New method may enhance treatment for breast and pancreatic cancer

In a new study, researchers found a non-invasive imaging technique that measures the stiffness of tissues could give new information about cancer architecture.

It could aid the delivery of treatment to the most challenging tumors, such as pancreatic cancer.

The research was reported by the Institute of Cancer Research in London.

Tumors are masses of uncontrolled cellular growth, formed of dense and compact networks of cells, structural fibers, and blood vessels.

It can, therefore, be challenging to effectively deliver treatment to some tumors as the mass is often stiff and difficult to penetrate.

According to them, the new technique is called magnetic resonance elastography. It can visualize and measure how stiff and dense tumors are.

It can be implemented on conventional clinical MRI scanners, may help select the best treatment course for some cancer patients.

In the study, the team found that using their new type of scan could assess the contribution of collagen to relative stiffness across a number of different tumor types.

This, in turn, could identify tumors in which there is the potential to use new drugs designed to ‘weaken’ the structure holding together tumors—thereby giving other drugs access to cancer cells in the center of the tumor.

Initial studies showed that collagen was key to keeping breast and pancreatic cancers stiff and inaccessible to treatments.

In contrast, tumors arising from the nervous system, such as some forms of childhood cancer and brain tumors, were relatively soft and lacking in collagen.

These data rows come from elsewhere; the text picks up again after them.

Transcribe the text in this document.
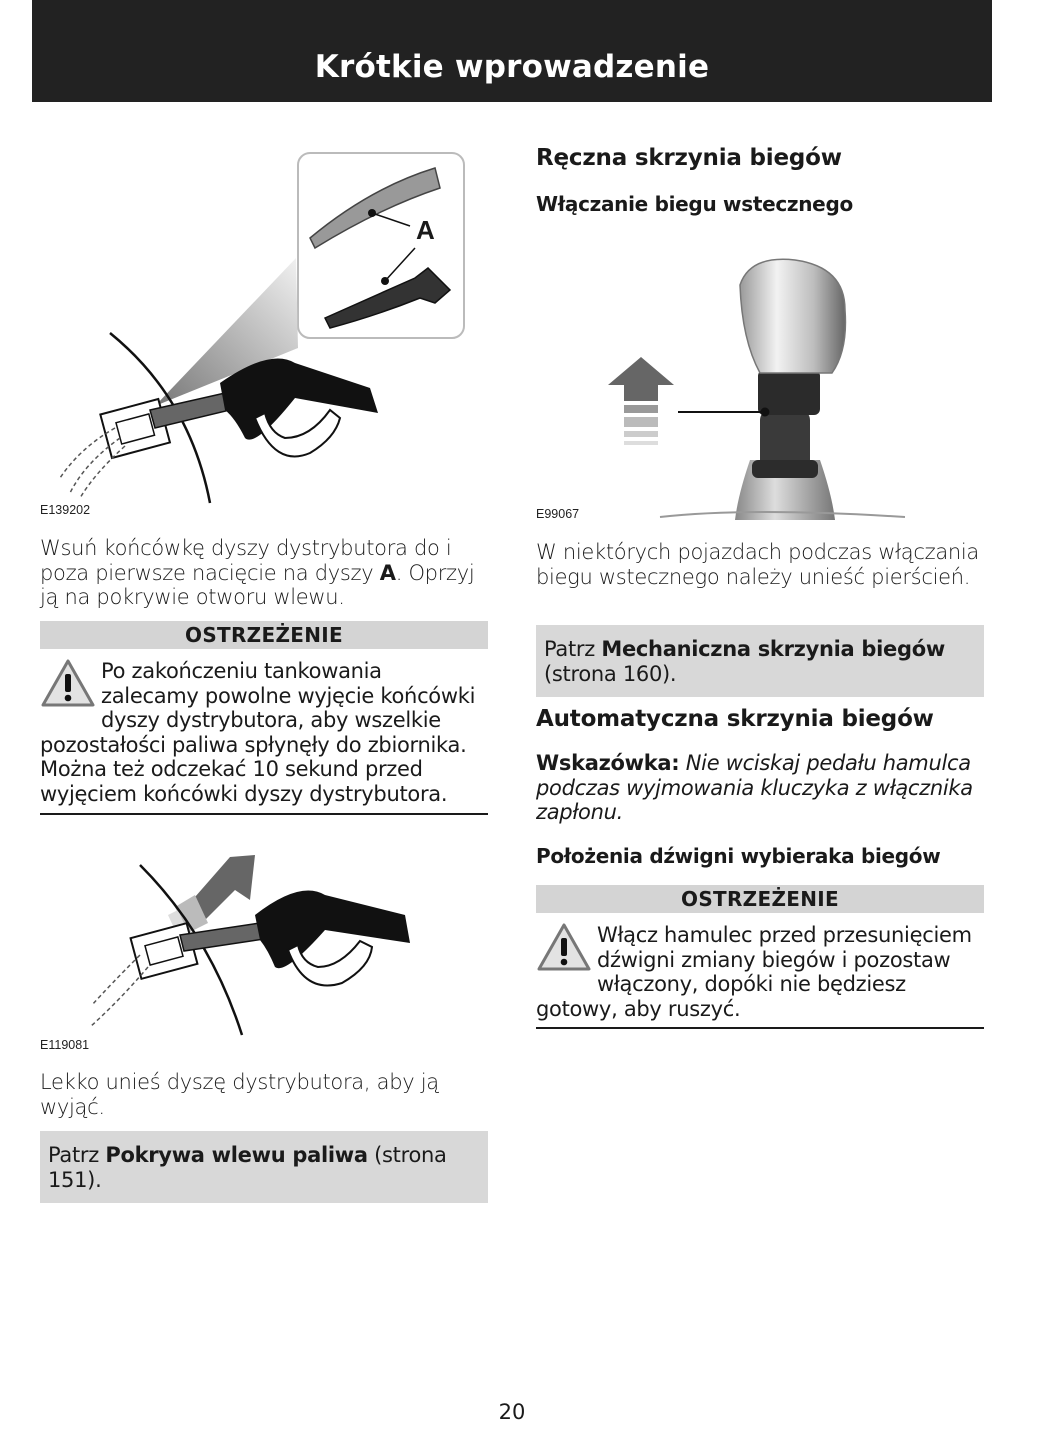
Krótkie wprowadzenie
E139202
A
Wsuń końcówkę dyszy dystrybutora do i poza pierwsze nacięcie na dyszy A. Oprzyj ją na pokrywie otworu wlewu.
OSTRZEŻENIE
Po zakończeniu tankowania
zalecamy powolne wyjęcie końcówki
dyszy dystrybutora, aby wszelkie
pozostałości paliwa spłynęły do zbiornika. Można też odczekać 10 sekund przed wyjęciem końcówki dyszy dystrybutora.
E119081
Lekko unieś dyszę dystrybutora, aby ją wyjąć.
Patrz Pokrywa wlewu paliwa (strona 151).
Ręczna skrzynia biegów
Włączanie biegu wstecznego
E99067
W niektórych pojazdach podczas włączania biegu wstecznego należy unieść pierścień.
Patrz Mechaniczna skrzynia biegów (strona 160).
Automatyczna skrzynia biegów
Wskazówka: Nie wciskaj pedału hamulca podczas wyjmowania kluczyka z włącznika zapłonu.
Położenia dźwigni wybieraka biegów
OSTRZEŻENIE
Włącz hamulec przed przesunięciem
dźwigni zmiany biegów i pozostaw
włączony, dopóki nie będziesz
gotowy, aby ruszyć.
20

The findings suggest that the scan can monitor the weakening of the tumor structure through drugs designed to break down this extracellular matrix, such as collagenase.

The technique could also be key to identifying the optimum time to efficiently deliver chemotherapeutic agents by showing when the tumor is most vulnerable.

The team says specialist imaging techniques have made a huge contribution to improving the way doctors diagnose, monitor and treat people with cancer, and it will be interesting to see if these results can be translated to the clinic.

One author of the study is Dr. Simon Robinson, Team Leader in Magnetic Resonance at The Institute of Cancer Research.

The study is published in the journal Cancer Research.